When Your Teen Is Struggling to Start the College Application Essay: A 4-Step Action Plan
It’s your new nightly routine: your teen sits down to write their college application essay, stares at the blinking cursor, and waits for inspiration. You try not staring at your teen, but good luck with that. Frustrated sighs ensue. The screen remains blank. In the distance, you hear the admissions deadline creeping closer.
If this sounds familiar, take heart. Struggling to start is normal—even for professionals. During my many years writing for publications like The New York Times and The Atlantic and ghostwriting for CEOs, I’ve learned one invaluable lesson about getting started: inspiration is for amateurs.
Rather than waiting for that elusive bolt of brilliance, you’re better off “putting some clay on the table.” In other words, give yourself something—anything—to work with. And you do that by breaking things down into manageable steps.
Here’s a 48-hour plan you can use with your teen to help them move from stuck to started.
Step 1: Lower the Stakes (Tonight, 15 minutes)
Many students freeze because they think the essay has to be perfect from the first sentence. Remind your teen it doesn’t. Their only job tonight is to tell a story out loud, the way they’d tell a friend.
Instead of sitting down with a laptop, pretend the Wifi is busted and start a conversation.
- “What’s one thing that happened this year you still think about?”
- “If your best friend had to describe you with one story, which one would they tell?”
If they can talk for two minutes, they’ve broken the ice. Take some notes on what they’ve said, and get a good night’s sleep.
Step 2: Run a Quick Topic Exercise (Tomorrow, 30 minutes)
One of the most common issues I encounter when working with executives is their compulsion to cram every idea they’ve ever had into a single article. The result is cluttered, confusing, and useless at communicating anything. My advice is always: pick one thing and say it well.

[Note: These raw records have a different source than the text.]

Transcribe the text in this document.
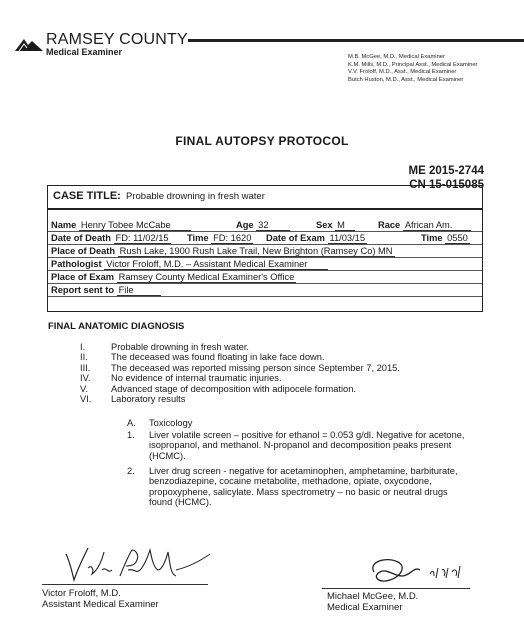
RAMSEY COUNTY
Medical Examiner	M.B. McGee, M.D., Medical Examiner
K.M. Mills, M.D., Principal Asst., Medical Examiner
V.V. Froloff, M.D., Asst., Medical Examiner
Butch Huston, M.D., Asst., Medical Examiner
FINAL AUTOPSY PROTOCOL
ME 2015-2744
CN 15-015085
CASE TITLE: Probable drowning in fresh water
Name Henry Tobee McCabe	Age 32	Sex M	Race African Am.
Date of Death FD: 11/02/15 Time FD: 1620 Date of Exam 11/03/15	Time 0550
Place of Death Rush Lake, 1900 Rush Lake Trail, New Brighton (Ramsey Co) MN
Pathologist Victor Froloff, M.D. – Assistant Medical Examiner
Place of Exam Ramsey County Medical Examiner's Office
Report sent to File
FINAL ANATOMIC DIAGNOSIS
I.	Probable drowning in fresh water.
II.	The deceased was found floating in lake face down.
III.	The deceased was reported missing person since September 7, 2015.
IV.	No evidence of internal traumatic injuries.
V.	Advanced stage of decomposition with adipocele formation.
VI.	Laboratory results
A. Toxicology
1. Liver volatile screen – positive for ethanol = 0.053 g/dl. Negative for acetone, isopropanol, and methanol. N-propanol and decomposition peaks present (HCMC).
2. Liver drug screen - negative for acetaminophen, amphetamine, barbiturate, benzodiazepine, cocaine metabolite, methadone, opiate, oxycodone, propoxyphene, salicylate. Mass spectrometry – no basic or neutral drugs found (HCMC).
Victor Froloff, M.D.
Assistant Medical Examiner
Michael McGee, M.D.
Medical Examiner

This is especially true of the common app essay and its 650-word limit. To many high school students—especially those who aren’t confident in their topic—those 650 words may as well be an empty swimming pool they need to fill with tears. But believe me, once you have your topic and a proper structure, those 650 words will feel tighter than their freshman year sneakers (or, let’s be honest, Crocs).
Your teen can find that “one thing” with a simple three-list drill:
- Moments: Write down five specific memories—random, meaningful, or otherwise—that you think about often.
- Values: Write down five things you care about. People, objects, dates, whatever.
- Changes: Name five ways you’ve grown or shifted perspective since you started high school.
When they’re done, look for overlap with last night’s notes. Maybe a memory reveals a value. Maybe a change underscores resilience. That’s the angle—the one clear story worth telling.
Step 3: Create a Simple Outline (Day 3, 20 Minutes)
Forget five-paragraph essays. A personal essay works best with three moves:
- Hook: Open by dropping the reader into a moment (the bus broke down, the cake collapsed, my favorite Jibbitz fell off my Croc).
- Turn: Explain why it mattered (what they realized, how they changed).
- Echo: Circle back with an ending image or “aha!” thought that lingers.
Journalists rely on this kind of structure under deadline because it keeps the story moving. Students can use it to stay focused and avoid wandering off into “say everything” mode.
Step 4: Draft Without Preciousness (Within the Next 48 Hours)
One of the first lessons every journalist learns about writing on deadline is not to be precious. The article is running tomorrow whether you love it or not. Students should take the same approach.
Encourage your teen to write a “bad” draft—650 words that simply exist. Remind them: it’s clay, not marble. Start by putting it on the table. Shaping it can come later.
Bonus Step: Don’t Panic
If your teen is stuck, it doesn’t mean they’re lazy or unprepared. It means they’re human. Writing is hard, even for people who do it every day. But with a few clear steps and a little support, they can move from paralyzed to productive in just a couple of days.
That’s why I started The Essay Desk: to bring the skills I’ve honed in journalism into the admissions process, and to make this stage of the journey a little less overwhelming for families. Our goal is simple: help students find one story that feels true to them—and tell it well.
So however soon the deadline is, there’s never a need to panic. With a few prompts, a simple plan, and a little patience, that blinking cursor won’t stand a chance.